Jeszcze tego samego dnia treść, z prośbą o komentarz, przesłaliśmy do ratusza. - W odpowiedzi na pytanie informuję, że Prezydent Miasta Racibórz po przyjrzeniu się tej sprawie przedstawi swoje stanowisko w tym temacie - napisał do nas 28.09. Rafał Krzyżok, podinspektor ds. Informacji Urzędu Miasta Racibórz.
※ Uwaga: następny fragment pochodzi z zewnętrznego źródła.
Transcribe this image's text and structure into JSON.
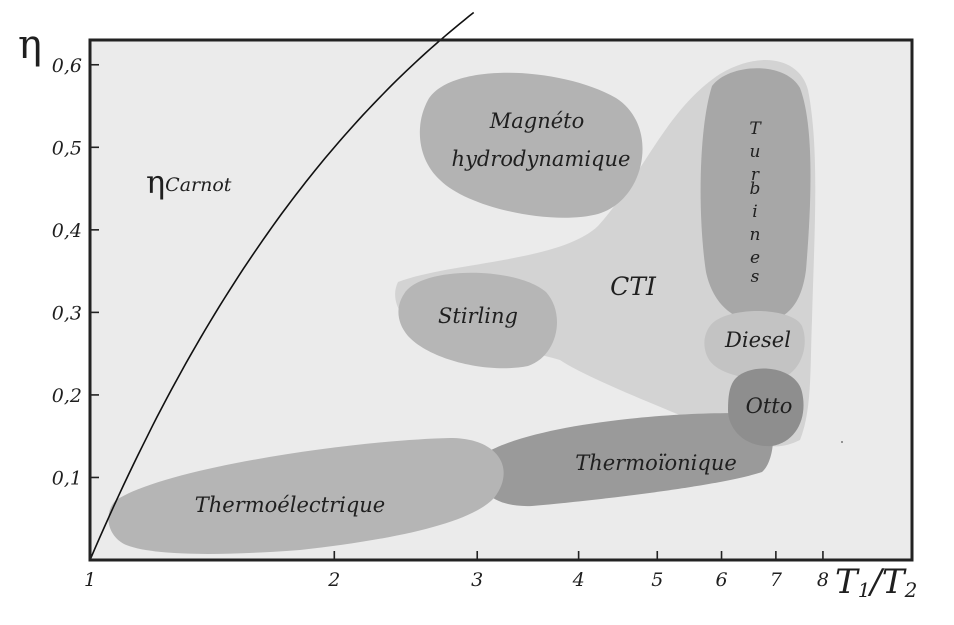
{
  "chart_data": {
    "type": "diagram",
    "title": "",
    "x_axis": {
      "label": "T₁/T₂",
      "label_main": "T",
      "label_sub1": "1",
      "label_sub2": "2",
      "scale": "log",
      "range": [
        1,
        10.3
      ],
      "ticks": [
        1,
        2,
        3,
        4,
        5,
        6,
        7,
        8
      ],
      "tick_labels": [
        "1",
        "2",
        "3",
        "4",
        "5",
        "6",
        "7",
        "8"
      ]
    },
    "y_axis": {
      "label": "η",
      "range": [
        0,
        0.63
      ],
      "ticks": [
        0.1,
        0.2,
        0.3,
        0.4,
        0.5,
        0.6
      ],
      "tick_labels": [
        "0,1",
        "0,2",
        "0,3",
        "0,4",
        "0,5",
        "0,6"
      ]
    },
    "series": [
      {
        "name": "ηCarnot",
        "label_symbol": "η",
        "label_sub": "Carnot",
        "type": "line",
        "formula": "1 - 1/x",
        "x": [
          1,
          1.1,
          1.25,
          1.5,
          1.75,
          2,
          2.25,
          2.5,
          2.75,
          2.97
        ],
        "y": [
          0,
          0.091,
          0.2,
          0.333,
          0.429,
          0.5,
          0.556,
          0.6,
          0.636,
          0.663
        ]
      }
    ],
    "regions": [
      {
        "label": "CTI",
        "shade": "light",
        "color": "#d3d3d3"
      },
      {
        "label": "Magnéto hydrodynamique",
        "lines": [
          "Magnéto",
          "hydrodynamique"
        ],
        "shade": "medium",
        "color": "#b3b3b3"
      },
      {
        "label": "Turbines",
        "letters": [
          "T",
          "u",
          "r",
          "b",
          "i",
          "n",
          "e",
          "s"
        ],
        "shade": "medium",
        "color": "#a7a7a7"
      },
      {
        "label": "Stirling",
        "shade": "medium",
        "color": "#b6b6b6"
      },
      {
        "label": "Diesel",
        "shade": "medium",
        "color": "#c3c3c3"
      },
      {
        "label": "Otto",
        "shade": "dark",
        "color": "#8e8e8e"
      },
      {
        "label": "Thermoïonique",
        "shade": "dark",
        "color": "#9a9a9a"
      },
      {
        "label": "Thermoélectrique",
        "shade": "medium",
        "color": "#b5b5b5"
      }
    ],
    "colors": {
      "plot_background": "#ebebeb",
      "frame": "#222222",
      "curve": "#111111"
    },
    "grid": false
  }
}
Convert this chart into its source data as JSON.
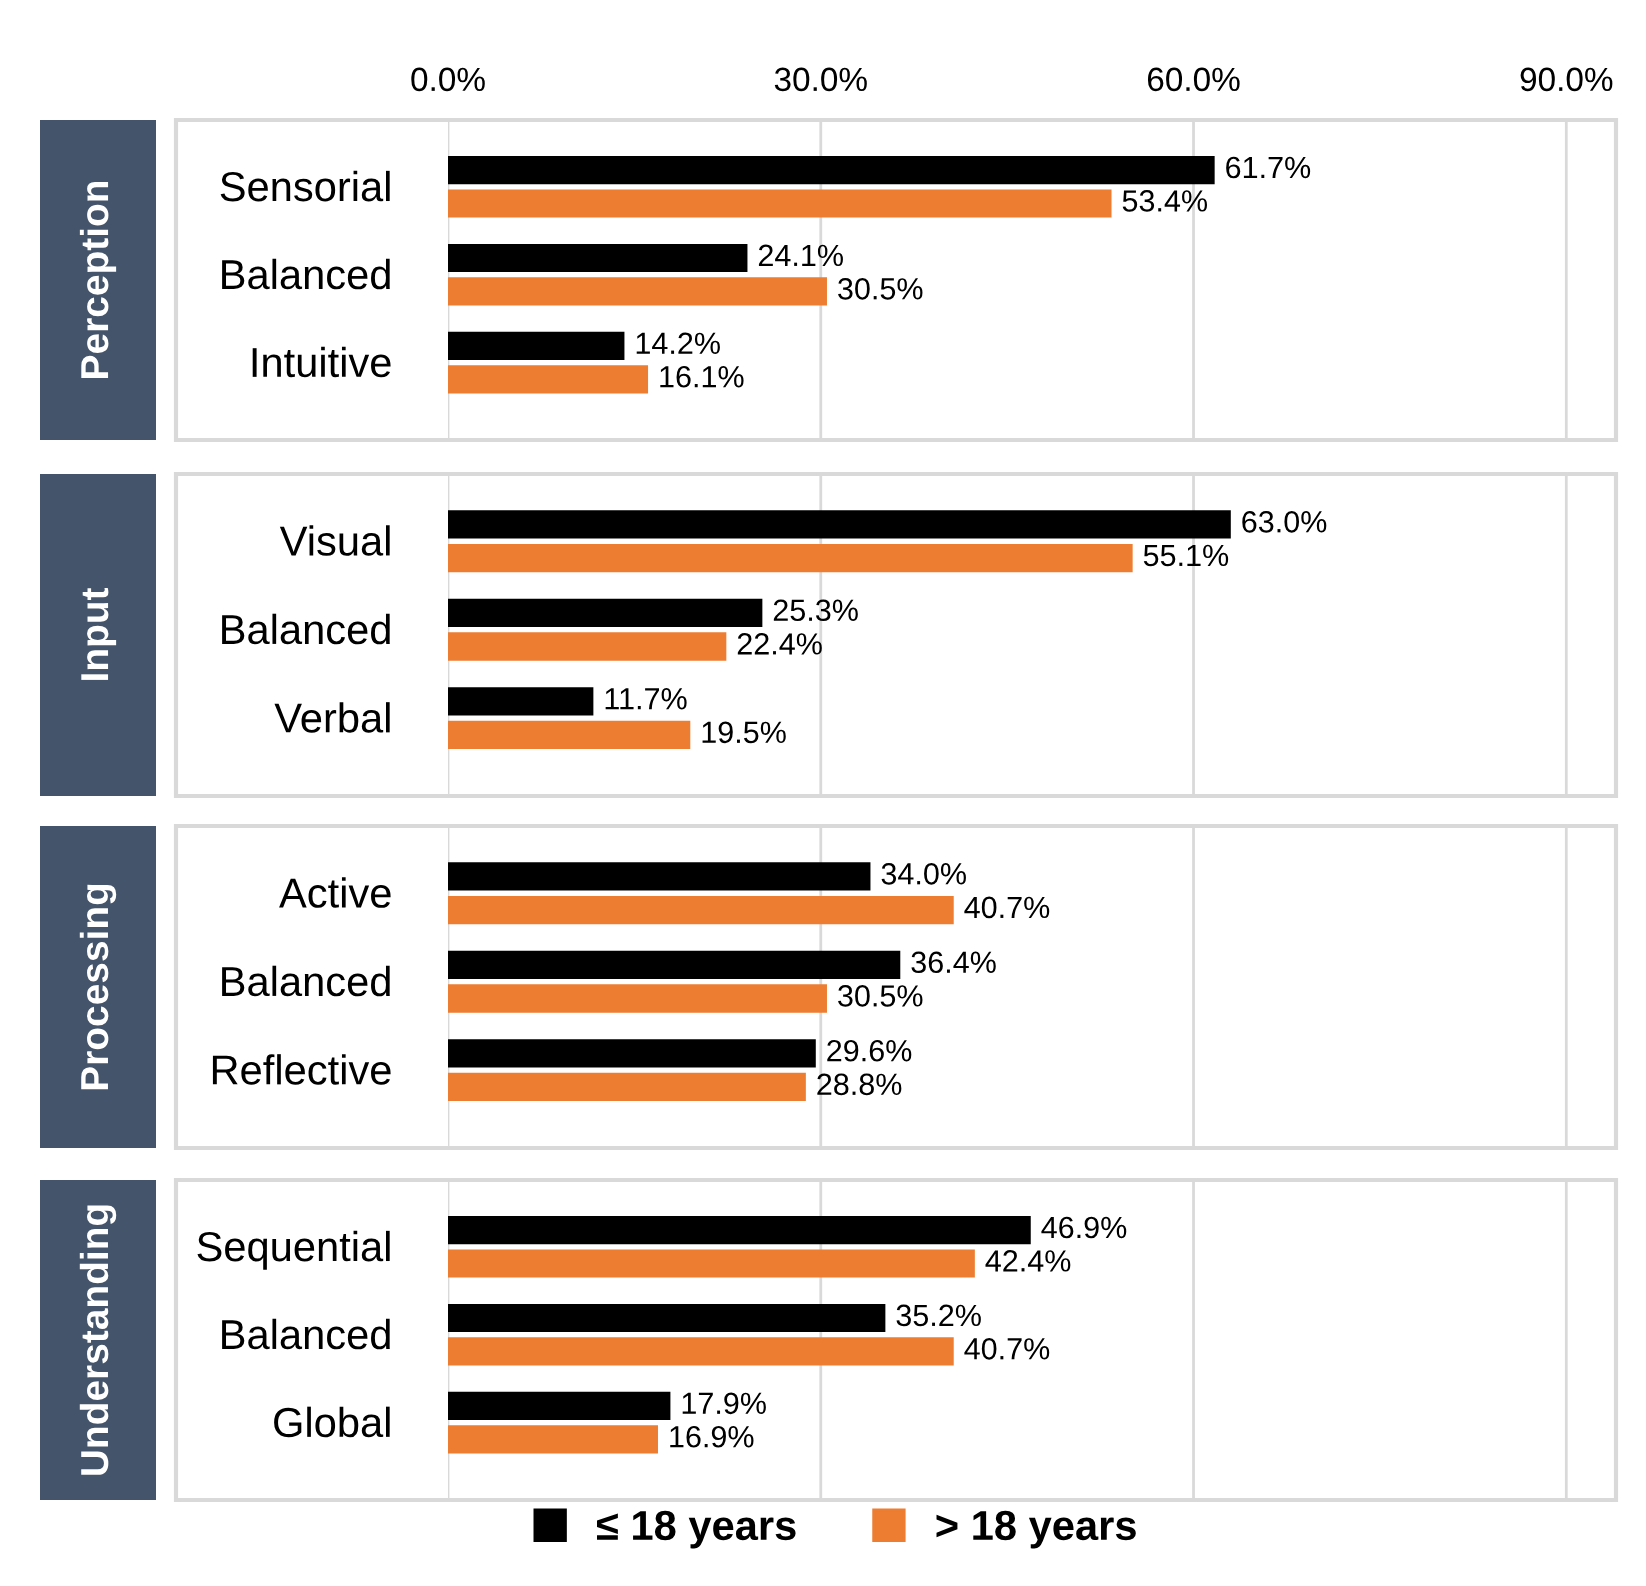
{
  "chart_data": [
    {
      "type": "bar",
      "orientation": "horizontal",
      "title": "Perception",
      "categories": [
        "Sensorial",
        "Balanced",
        "Intuitive"
      ],
      "xlim": [
        0,
        94
      ],
      "xticks": [
        {
          "value": 0,
          "label": "0.0%"
        },
        {
          "value": 30,
          "label": "30.0%"
        },
        {
          "value": 60,
          "label": "60.0%"
        },
        {
          "value": 90,
          "label": "90.0%"
        }
      ],
      "grid": "x",
      "legend": "bottom",
      "series": [
        {
          "name": "≤ 18 years",
          "color": "#000000",
          "values": [
            61.7,
            24.1,
            14.2
          ],
          "value_labels": [
            "61.7%",
            "24.1%",
            "14.2%"
          ]
        },
        {
          "name": "> 18 years",
          "color": "#ed7d31",
          "values": [
            53.4,
            30.5,
            16.1
          ],
          "value_labels": [
            "53.4%",
            "30.5%",
            "16.1%"
          ]
        }
      ]
    },
    {
      "type": "bar",
      "orientation": "horizontal",
      "title": "Input",
      "categories": [
        "Visual",
        "Balanced",
        "Verbal"
      ],
      "xlim": [
        0,
        94
      ],
      "grid": "x",
      "tick_labels": "y",
      "series": [
        {
          "color": "#000000",
          "values": [
            63.0,
            25.3,
            11.7
          ],
          "value_labels": [
            "63.0%",
            "25.3%",
            "11.7%"
          ]
        },
        {
          "color": "#ed7d31",
          "values": [
            55.1,
            22.4,
            19.5
          ],
          "value_labels": [
            "55.1%",
            "22.4%",
            "19.5%"
          ]
        }
      ]
    },
    {
      "type": "bar",
      "orientation": "horizontal",
      "title": "Processing",
      "categories": [
        "Active",
        "Balanced",
        "Reflective"
      ],
      "xlim": [
        0,
        94
      ],
      "grid": "x",
      "tick_labels": "y",
      "series": [
        {
          "color": "#000000",
          "values": [
            34.0,
            36.4,
            29.6
          ],
          "value_labels": [
            "34.0%",
            "36.4%",
            "29.6%"
          ]
        },
        {
          "color": "#ed7d31",
          "values": [
            40.7,
            30.5,
            28.8
          ],
          "value_labels": [
            "40.7%",
            "30.5%",
            "28.8%"
          ]
        }
      ]
    },
    {
      "type": "bar",
      "orientation": "horizontal",
      "title": "Understanding",
      "categories": [
        "Sequential",
        "Balanced",
        "Global"
      ],
      "xlim": [
        0,
        94
      ],
      "grid": "x",
      "tick_labels": "y",
      "series": [
        {
          "color": "#000000",
          "values": [
            46.9,
            35.2,
            17.9
          ],
          "value_labels": [
            "46.9%",
            "35.2%",
            "17.9%"
          ]
        },
        {
          "color": "#ed7d31",
          "values": [
            42.4,
            40.7,
            16.9
          ],
          "value_labels": [
            "42.4%",
            "40.7%",
            "16.9%"
          ]
        }
      ]
    }
  ]
}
Dziś, 8 października, swoje stanowisko przekazał komendant powiatowy Państwowej Straży Pożarnej w Raciborzu. - W odpowiedzi na Pana pismo z dnia 22.09.2021 w sprawie zdarzenia obsłużonego przez tutejszą jednostkę w dniu 18.09.2021 informuję, że Stanowisko Kierowania Komendanta Powiatowego PSP w Raciborzu odebrało zgłoszenie o „gnieździe szerszeni w drzewie" w pobliżu ul. Zamkowej. Po dojeździe na miejsce zastępu PSP dowódca potwierdził informację o obecności szerszeni w powalonym pniu drzewa. Miejsce prowadzonych działań zostało zabezpieczone przed dostępem osób postronnych taśmą ostrzegawczą. W związku z brakiem możliwości wydobycia kokonu z drzewa działania polegały na podaniu środka owadobójczego do otworów w pniu, z których wylatywały owady. Środek owadobójczy z zasobów Urzędu Miasta Racibórz dostarczony został przez jednostkę OSP. Po zakończeniu w/w czynności miejsce zdarzenia pozostawiono zabezpieczone taśmą ostrzegawczą.
Komentarze (0)
Komentarze zostały zablokowane.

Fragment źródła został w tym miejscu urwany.